Semejante humillación no resultó una sorpresa. Para nadie es un misterio la animadversión entre el presidente Boris Yeltsin y su antiguo jefe. Se considera que el problema comenzó en 1985, cuando el recién instalado Gorbachov nombró a Yeltsin, hasta entonces dirigente del partido en Sverdlovsk, como jefe del mismo en Moscú. Pronto se harían evidentes las diferencias entre Gorbachov, un apparatchik de origen social relativamente alto, que había ingresado al partido desde sus días universitarios y era un funcionario formal y comprometido que quería reformar al comunismo para salvarlo, y Yeltsin, quien trabajó como obrero, sólo ingresó al PCUS pasados los 30 años y quería llevar las reformas al extremo. Gorby no pudo con la impaciencia de Yeltsin y a finales de 1987 le destituyó en forma fulminante.
Yeltsin sabía que en juego largo hay desquite. Tras el intento de golpe comunista de agosto de 1991, Yeltsin aprovechó las dudas de Gorbachov para vapulearle en frente del Congreso en pleno, antes de socavar el plan de Gorbachov para un nuevo Tratado de la Unión.

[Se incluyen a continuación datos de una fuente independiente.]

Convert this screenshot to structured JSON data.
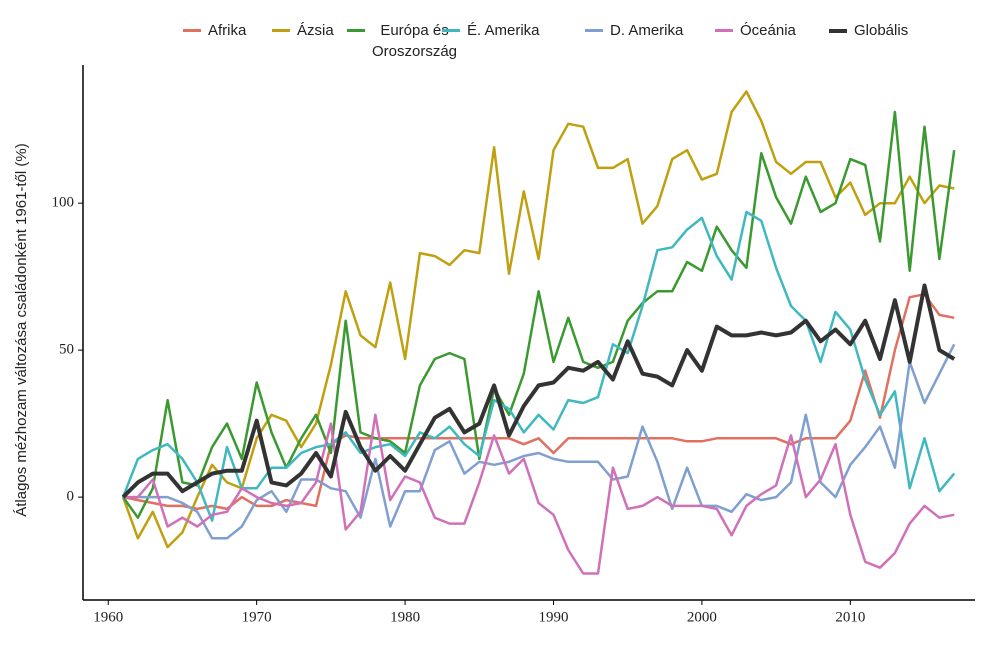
{
  "chart_data": {
    "type": "line",
    "y_label": "Átlagos mézhozam változása családonként 1961-től (%)",
    "x": [
      1961,
      1962,
      1963,
      1964,
      1965,
      1966,
      1967,
      1968,
      1969,
      1970,
      1971,
      1972,
      1973,
      1974,
      1975,
      1976,
      1977,
      1978,
      1979,
      1980,
      1981,
      1982,
      1983,
      1984,
      1985,
      1986,
      1987,
      1988,
      1989,
      1990,
      1991,
      1992,
      1993,
      1994,
      1995,
      1996,
      1997,
      1998,
      1999,
      2000,
      2001,
      2002,
      2003,
      2004,
      2005,
      2006,
      2007,
      2008,
      2009,
      2010,
      2011,
      2012,
      2013,
      2014,
      2015,
      2016,
      2017
    ],
    "xlim": [
      1958.3,
      2018.4
    ],
    "xticks": [
      1960,
      1970,
      1980,
      1990,
      2000,
      2010
    ],
    "ylim": [
      -35,
      147
    ],
    "yticks": [
      0,
      50,
      100
    ],
    "grid": false,
    "legend": "top",
    "series": [
      {
        "name": "Afrika",
        "color": "#e07060",
        "values": [
          0,
          -1,
          -2,
          -3,
          -3,
          -4,
          -3,
          -4,
          0,
          -3,
          -3,
          -1,
          -2,
          -3,
          18,
          21,
          20,
          20,
          20,
          20,
          20,
          20,
          20,
          20,
          20,
          20,
          20,
          18,
          20,
          15,
          20,
          20,
          20,
          20,
          20,
          20,
          20,
          20,
          19,
          19,
          20,
          20,
          20,
          20,
          20,
          18,
          20,
          20,
          20,
          26,
          43,
          27,
          50,
          68,
          69,
          62,
          61
        ]
      },
      {
        "name": "Ázsia",
        "color": "#c0a010",
        "values": [
          0,
          -14,
          -5,
          -17,
          -12,
          0,
          11,
          5,
          3,
          20,
          28,
          26,
          17,
          25,
          45,
          70,
          55,
          51,
          73,
          47,
          83,
          82,
          79,
          84,
          83,
          119,
          76,
          104,
          81,
          118,
          127,
          126,
          112,
          112,
          115,
          93,
          99,
          115,
          118,
          108,
          110,
          131,
          138,
          128,
          114,
          110,
          114,
          114,
          102,
          107,
          96,
          100,
          100,
          109,
          100,
          106,
          105
        ]
      },
      {
        "name": "Európa és Oroszország",
        "color": "#3a9a30",
        "values": [
          0,
          -7,
          3,
          33,
          5,
          4,
          17,
          25,
          13,
          39,
          22,
          10,
          20,
          28,
          15,
          60,
          22,
          20,
          19,
          15,
          38,
          47,
          49,
          47,
          13,
          37,
          28,
          42,
          70,
          46,
          61,
          46,
          44,
          46,
          60,
          66,
          70,
          70,
          80,
          77,
          92,
          84,
          78,
          117,
          102,
          93,
          109,
          97,
          100,
          115,
          113,
          87,
          131,
          77,
          126,
          81,
          118
        ]
      },
      {
        "name": "É. Amerika",
        "color": "#40b8c0",
        "values": [
          0,
          13,
          16,
          18,
          13,
          5,
          -8,
          17,
          3,
          3,
          10,
          10,
          15,
          17,
          18,
          22,
          15,
          17,
          18,
          14,
          22,
          20,
          24,
          18,
          14,
          33,
          30,
          22,
          28,
          23,
          33,
          32,
          34,
          52,
          49,
          65,
          84,
          85,
          91,
          95,
          82,
          74,
          97,
          94,
          78,
          65,
          60,
          46,
          63,
          57,
          40,
          28,
          36,
          3,
          20,
          2,
          8
        ]
      },
      {
        "name": "D. Amerika",
        "color": "#7f9fd0",
        "values": [
          0,
          0,
          0,
          0,
          -2,
          -5,
          -14,
          -14,
          -10,
          -1,
          2,
          -5,
          6,
          6,
          3,
          2,
          -7,
          13,
          -10,
          2,
          2,
          16,
          19,
          8,
          12,
          11,
          12,
          14,
          15,
          13,
          12,
          12,
          12,
          6,
          7,
          24,
          12,
          -4,
          10,
          -3,
          -3,
          -5,
          1,
          -1,
          0,
          5,
          28,
          5,
          0,
          11,
          17,
          24,
          10,
          46,
          32,
          42,
          52
        ]
      },
      {
        "name": "Óceánia",
        "color": "#d070b8",
        "values": [
          0,
          0,
          6,
          -10,
          -7,
          -10,
          -6,
          -5,
          3,
          0,
          -2,
          -3,
          -2,
          5,
          25,
          -11,
          -5,
          28,
          -1,
          7,
          5,
          -7,
          -9,
          -9,
          5,
          21,
          8,
          13,
          -2,
          -6,
          -18,
          -26,
          -26,
          10,
          -4,
          -3,
          0,
          -3,
          -3,
          -3,
          -4,
          -13,
          -3,
          1,
          4,
          21,
          0,
          6,
          18,
          -6,
          -22,
          -24,
          -19,
          -9,
          -3,
          -7,
          -6
        ]
      },
      {
        "name": "Globális",
        "color": "#333333",
        "values": [
          0,
          5,
          8,
          8,
          2,
          5,
          8,
          9,
          9,
          26,
          5,
          4,
          8,
          15,
          7,
          29,
          17,
          9,
          14,
          9,
          18,
          27,
          30,
          22,
          25,
          38,
          21,
          31,
          38,
          39,
          44,
          43,
          46,
          40,
          53,
          42,
          41,
          38,
          50,
          43,
          58,
          55,
          55,
          56,
          55,
          56,
          60,
          53,
          57,
          52,
          60,
          47,
          67,
          46,
          72,
          50,
          47
        ]
      }
    ]
  }
}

Lo siguiente vendría casi por añadidura: Yeltsin promovió la constitución de una laxa "Comunidad de Estados Independientes", declaró "fenecida" la URSS y le quitó el piso a su adversario.
Pero el presidente era consciente del prestigio mundial de Gorbachov y por eso endulzó su salida mediante concesiones nada despreciables: el uso para su Fundación de un palacio, una limosina ZIL y el hotel incluido en el inmueble, todo absolutamente gratis. No obstante, las críticas de Gorbachov contra el gobierno lejos de amainar, arreciaron.
Por eso tal vez no es coincidencia que esos privilegios comenzaran paulatinamente a desaparecer. La limosina fue reemplazada por un Volga. De regreso de Alemania, Gorbachov fue notificado de que no podría seguir usando el Salón Presidencial del aeropuerto de Moscú. Ahora no sólo acaba de pasar por la humillación de sus oficinas, sino que se le prohibió hacer un viaje a Italia, mientras se le permitió ir a Alemania a la exequiasde su amigo Willy Brandt, pero por razones "humanitarias".
El último episodio de la pelea está dominado por un exótico proceso judicial que tiene lugar en Moscú, del que Gorbachov se ha negado a participar. Se trata de un juicio ante la Corte Constitucional iniciado el 8 de julio por 37 ex legisladores comunistas, contra los decretos de Yeltsin que declararon ilegal al PCUS. Una contrademanda de 52 partidarios de Yeltsin sostiene que el inconstitucional era el partido mismo, pues se había convertido en el corazón de un "estado criminal".
El resultado es en realidad un juicio político en el que lo que está de por medio es la legitimidad del poder de Yeltsin y la titularidad de los enormes bienes del PCUS. Gorbachov se niega a participar como testigo en ese "nuevo Nuremberg", al que considera un imposible "juicio a la historia". Pero Yeltsin está dispuesto a llevarle al estrado de cualquier forma, lo cual señala que el choque de trenes entre esas dos figuras onumentales está lejos de terminar.